I also voted against taking no-deal off the table. A no-deal Brexit would be difficult but would end uncertainty and I am confident our country could handle any short-term disruption. However, now Parliament has ruled no-deal out, it looks all the more likely that will not leave the EU at all.
I also opposed extending Article 50. Extending Article 50 solves nothing and just delays settling the questions we urgently need to answer.
If Brexit does now happen, it will probably be in a way that sees us stay in the customs union, meaning we can’t sign our own trade deals or end freedom of movement. There’s a growing chance of a second referendum, as London’s remain elite try to overturn the decision the people took in 2016.
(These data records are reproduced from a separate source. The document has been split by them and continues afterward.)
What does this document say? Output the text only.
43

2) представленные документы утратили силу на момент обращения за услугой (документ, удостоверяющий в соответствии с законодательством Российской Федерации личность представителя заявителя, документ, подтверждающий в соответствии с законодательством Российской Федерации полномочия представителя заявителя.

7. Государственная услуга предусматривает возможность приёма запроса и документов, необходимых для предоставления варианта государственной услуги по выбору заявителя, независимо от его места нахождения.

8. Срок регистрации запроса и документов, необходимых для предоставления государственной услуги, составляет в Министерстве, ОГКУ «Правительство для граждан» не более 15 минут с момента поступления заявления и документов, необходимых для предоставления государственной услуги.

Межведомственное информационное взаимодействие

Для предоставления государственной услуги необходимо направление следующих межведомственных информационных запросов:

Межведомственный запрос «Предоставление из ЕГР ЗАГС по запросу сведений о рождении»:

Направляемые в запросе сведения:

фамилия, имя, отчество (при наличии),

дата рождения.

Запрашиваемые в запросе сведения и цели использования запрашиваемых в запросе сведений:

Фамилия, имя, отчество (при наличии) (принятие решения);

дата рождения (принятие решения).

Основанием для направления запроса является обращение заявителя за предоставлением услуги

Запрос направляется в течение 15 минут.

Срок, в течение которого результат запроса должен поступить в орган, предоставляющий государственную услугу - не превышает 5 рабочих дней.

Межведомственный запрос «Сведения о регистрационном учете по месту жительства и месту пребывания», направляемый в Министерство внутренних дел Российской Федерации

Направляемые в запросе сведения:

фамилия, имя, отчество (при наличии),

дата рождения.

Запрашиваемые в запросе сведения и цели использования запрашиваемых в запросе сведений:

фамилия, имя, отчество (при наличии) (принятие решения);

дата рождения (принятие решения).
Amidst all this, there was good news on the economy in the Chancellor’s Spring Statement. It was confirmed that we are on course to see 600,000 new jobs by 2023 with 96% of new jobs creating in the last year being full time. If inflation remains at target levels and with wage growth expected to be at or above 3% in future, we should expect to see real wage growth in the coming years.
Despite all the uncertainty and attempts to stoke fear, our economy is strong and much recovered from where it was a decade ago. This is in part down to sensible decisions by government but would be impossible without businesses up and down the country striving and succeeding.
However, all this will be for nothing if politicians break the trust of the people by failing to deliver on Brexit.